Monday, July 02, 2012

Monday Madness in Mexico

Tomorrow is the four-week anniversary of my arrival in Queretaro. To recap, here are some things I have done in that time:
  •  Learned to drive a stick shift
  •  Found a book group
  • Bought and read a book in Spanish - my first Vargas Llosa! 
  • Eaten a lot of tacos. 
  • And tamales. 
  • And enchiladas. Especially the local dish, enchiladas queretanas
  • Sung karaoke (duh) (although, this was actually kind of a fail in that we went super late after the evening was kind of already over and I was out of cash and in fact super exhausted and I kind of need to redo my Mexican karaoke inauguration)
  • Stood at the very table where the Treaty of Guadalupe Hidalgo was signed
  • Graded tests
And, you know, lots of other stuff besides. Not to mention my Spanish speaking! It's fun to speak a little español again.

There was something weird about today, though. I don't know what it was -- a post-election hangover? That would be ironic what with the election day dry laws and all. A full moon? Maybe. But there was just something about Queretaro this evening. First of all, on my (forced, stick shift) drive back from my last duty of the day there was no traffic. There is always at least one time I must slow to a crawl, but not today. I stayed in fourth gear through the police checkpoint! THAT is how little traffic there was! (Why, yes, there IS a police checkpoint on our evening drive returning to Queretaro proper, but it's just a little official one and so far -- and please join me in knocking on some serious wood here -- we have always been waved through and/or they are already looking in the back of someone else's vehicle, usually a truck or U-Haul-type thing.)  Anyway, where was I? Right, today was weird! First there was the whole fewer-cars-on-the-highway thing, and then there were fewer cars in my Queretaro streets too, and I was wondering if people took the day after the elections off, or something.

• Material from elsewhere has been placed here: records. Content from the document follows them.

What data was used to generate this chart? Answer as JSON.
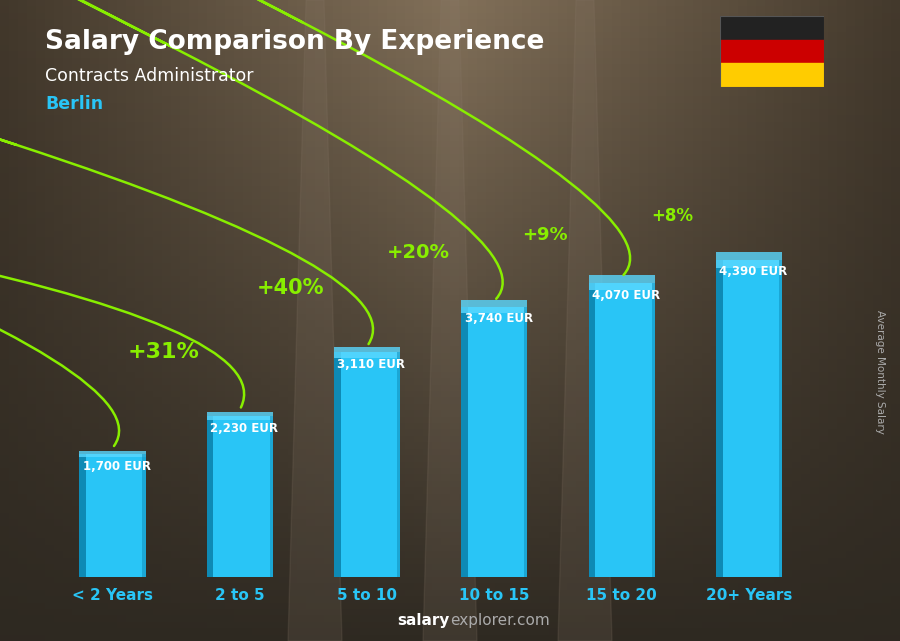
{
  "title": "Salary Comparison By Experience",
  "subtitle": "Contracts Administrator",
  "city": "Berlin",
  "ylabel": "Average Monthly Salary",
  "categories": [
    "< 2 Years",
    "2 to 5",
    "5 to 10",
    "10 to 15",
    "15 to 20",
    "20+ Years"
  ],
  "values": [
    1700,
    2230,
    3110,
    3740,
    4070,
    4390
  ],
  "value_labels": [
    "1,700 EUR",
    "2,230 EUR",
    "3,110 EUR",
    "3,740 EUR",
    "4,070 EUR",
    "4,390 EUR"
  ],
  "pct_labels": [
    "+31%",
    "+40%",
    "+20%",
    "+9%",
    "+8%"
  ],
  "bar_color": "#29c5f6",
  "bar_color_dark": "#0e8ab5",
  "bar_color_top": "#5ad8ff",
  "pct_color": "#88ee00",
  "title_color": "#ffffff",
  "subtitle_color": "#ffffff",
  "city_color": "#29c5f6",
  "value_label_color": "#ffffff",
  "footer_bold_color": "#ffffff",
  "footer_regular_color": "#aaaaaa",
  "ylim": [
    0,
    5500
  ],
  "flag_colors": [
    "#222222",
    "#CC0000",
    "#FFCC00"
  ],
  "ylabel_color": "#aaaaaa",
  "bg_left": "#4a3f35",
  "bg_center": "#7a7060",
  "bg_right": "#4a3f35",
  "tick_label_color": "#29c5f6"
}
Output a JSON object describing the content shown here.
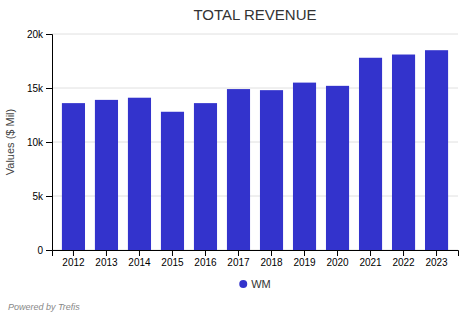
{
  "chart_data": {
    "type": "bar",
    "title": "TOTAL REVENUE",
    "ylabel": "Values ($ Mil)",
    "categories": [
      "2012",
      "2013",
      "2014",
      "2015",
      "2016",
      "2017",
      "2018",
      "2019",
      "2020",
      "2021",
      "2022",
      "2023"
    ],
    "series": [
      {
        "name": "WM",
        "color": "#3333cc",
        "values": [
          13600,
          13900,
          14100,
          12800,
          13600,
          14900,
          14800,
          15500,
          15200,
          17800,
          18100,
          18500
        ]
      }
    ],
    "ylim": [
      0,
      20000
    ],
    "yticks": [
      0,
      {
        "value": 5000,
        "label": "5k"
      },
      {
        "value": 10000,
        "label": "10k"
      },
      {
        "value": 15000,
        "label": "15k"
      },
      {
        "value": 20000,
        "label": "20k"
      }
    ],
    "grid": true,
    "legend": "bottom",
    "annotations": [
      "Powered by Trefis"
    ]
  }
}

Then as I was about to arrive back at the Institute, the destination for the car and myself, I came across the remains of a pretty nasty car accident -- you know, loads of police cars, a small crowd, people with furrowed brows, and a car totally crunched under the back of a bus. No vehicle occupants in sight, having already been taken off, alive I hope. So, after being traumatized by that accident right by the school, Brian and I got home and at the intersection by our place a street was blocked off by police, who were shooing cars left and right and not letting them pass, and I could only see that there were more police cars behind them, and I couldn't tell if someone got shot or something exploded or what. Then, Brian was about to head to his weekly soccer game with other Institute peeps but his ride called to cancel so he was going to drive by himself, and we decided (roundaboutly) that I would also go along and be a soccer spectator, partly for companionship and partly because I had been idly meaning to go see the weekly soccer gig at some point (even though they won't let girls play) but mostly because seriously I was like, with all these random acts of police around Queretaro tonight you're going to probably get stuck in some roadblock somewhere and need my Spanish. Ha ha, but we saw several more cops in our 'hood on our way to the game, including an 18-wheeler randomly pulled over on our busy road and stuff like that. I'm convinced something big and bizarre was happening and the police were hot on someone's trail.

OK, cheap thrills, cheap thrills, I know. It's actually been an interesting day even without the weirdness because it was interesting to discuss the results of the presidential election with people, particularly the predicted (enabled?) election of Enrique Peña Nieto as president over Andrés Manuel Lopéz Obrador and Josefina Vázquez Mota. (Here's a sketch of the basic people and results, very basic, if you'd like to learn a bit. But it's just one prism through which to view the situation, and some people I've talked to would tell the story differently.)

Anyway, as usual time is flying but I am happy every day to be surrounded by so much delicious food.  I realized that I've been going about this all wrong -- clearly I should have been teaching one year in Asia, then hanging out in Mexico for a few months eating, then another year in Asia, etc. My timing has been off. If only I'd hit on that perfect plan sooner!  Yum.